In the case of this attack, the bad actors have entered the correct username and password and requested cross-device sign-in. The login portal displays a QR code, which the phishing site immediately captures and relays back to the user on the fake site. The user scans it with their MFA authenticator, the login portal and the MFA authenticator communicate, and the attackers are in.

This process—while seemingly complicated—effectively bypasses any protections that a FIDO key grants, and gives the attackers access to the compromised user’s account, including access to any applications, sensitive documents, and tools such access provides.

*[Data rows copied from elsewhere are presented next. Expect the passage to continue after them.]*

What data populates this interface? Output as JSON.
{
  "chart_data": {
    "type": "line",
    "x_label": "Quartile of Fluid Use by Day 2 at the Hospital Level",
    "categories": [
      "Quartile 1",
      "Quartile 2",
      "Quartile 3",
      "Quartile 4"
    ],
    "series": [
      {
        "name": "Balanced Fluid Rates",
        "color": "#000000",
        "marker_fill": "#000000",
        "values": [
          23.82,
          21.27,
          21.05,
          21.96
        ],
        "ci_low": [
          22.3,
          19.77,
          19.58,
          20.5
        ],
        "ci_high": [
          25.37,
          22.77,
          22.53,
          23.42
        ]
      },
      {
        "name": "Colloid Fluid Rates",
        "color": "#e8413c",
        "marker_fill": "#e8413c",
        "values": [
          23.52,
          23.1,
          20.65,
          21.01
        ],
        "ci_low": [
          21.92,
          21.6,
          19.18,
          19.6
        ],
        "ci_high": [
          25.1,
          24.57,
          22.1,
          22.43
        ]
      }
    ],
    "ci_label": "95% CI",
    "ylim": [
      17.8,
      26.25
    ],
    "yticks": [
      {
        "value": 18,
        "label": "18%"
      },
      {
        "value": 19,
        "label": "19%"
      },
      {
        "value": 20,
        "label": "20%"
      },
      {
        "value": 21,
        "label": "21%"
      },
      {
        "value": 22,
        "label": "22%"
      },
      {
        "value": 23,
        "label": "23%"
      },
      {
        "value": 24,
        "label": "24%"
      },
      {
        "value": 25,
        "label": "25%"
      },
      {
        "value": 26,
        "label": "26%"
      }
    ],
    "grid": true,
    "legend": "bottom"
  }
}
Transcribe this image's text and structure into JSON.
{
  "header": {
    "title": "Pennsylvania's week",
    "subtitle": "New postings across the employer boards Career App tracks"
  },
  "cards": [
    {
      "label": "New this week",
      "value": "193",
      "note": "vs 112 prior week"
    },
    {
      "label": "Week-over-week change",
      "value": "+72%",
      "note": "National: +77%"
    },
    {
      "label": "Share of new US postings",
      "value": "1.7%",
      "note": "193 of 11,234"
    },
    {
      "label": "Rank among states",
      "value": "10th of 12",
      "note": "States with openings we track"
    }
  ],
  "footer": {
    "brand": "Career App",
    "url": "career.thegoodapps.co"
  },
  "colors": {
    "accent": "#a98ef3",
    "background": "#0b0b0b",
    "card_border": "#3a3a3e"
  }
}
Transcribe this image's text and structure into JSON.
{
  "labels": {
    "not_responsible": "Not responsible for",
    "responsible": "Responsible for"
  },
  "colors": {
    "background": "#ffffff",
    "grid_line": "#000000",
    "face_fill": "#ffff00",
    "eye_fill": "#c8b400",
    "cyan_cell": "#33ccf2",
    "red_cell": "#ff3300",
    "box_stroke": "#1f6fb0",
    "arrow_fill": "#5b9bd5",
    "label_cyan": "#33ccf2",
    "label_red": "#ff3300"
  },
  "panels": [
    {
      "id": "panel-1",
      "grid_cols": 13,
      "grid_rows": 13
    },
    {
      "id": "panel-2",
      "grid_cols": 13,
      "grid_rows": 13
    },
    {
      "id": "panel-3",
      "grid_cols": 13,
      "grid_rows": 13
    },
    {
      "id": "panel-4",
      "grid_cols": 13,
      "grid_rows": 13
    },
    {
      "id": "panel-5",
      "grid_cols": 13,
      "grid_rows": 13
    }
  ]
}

How FIDO makes such attacks impossible

The end result, the security firm said, was an adversary-in-the-middle attack that tampered with the QR code process to bypass FIDO MFA. As noted earlier, writers of the FIDO spec anticipated such attack techniques and built defenses that make them impossible, at least in the form described by Expel. Had the targeted Okta MFA process followed FIDO requirements, the login would have failed for at least two reasons.

First, the device providing the hybrid form of authentication would have to be physically close enough to the attacker device logging in for the two to connect over Bluetooth. Contrary to what Expel said, this is not an “an additional security feature.” It’s mandatory. Without it, the authentication will fail.

Second, the challenge the hybrid device would have to sign would be bound to the domain of the fake site (here okta[.]login-request[.]com) and not the genuine Okta.com domain. Even if the hybrid device was in close proximity to the attacker device, the authentication would still fail, since the URLs don’t match.

What Expel seems to have encountered is an attack that downgraded FIDO MFA with some weaker MFA form. Very likely, this weaker authentication was similar to those used to log in to a Netflix or YouTube account on a TV with a phone. Assuming this was the case, the person who administered the organization’s Okta login page would have had to deliberately choose to allow this fallback to a weaker form of MFA. As such, the attack is more accurately classified as a FIDO downgrade attack, not a bypass.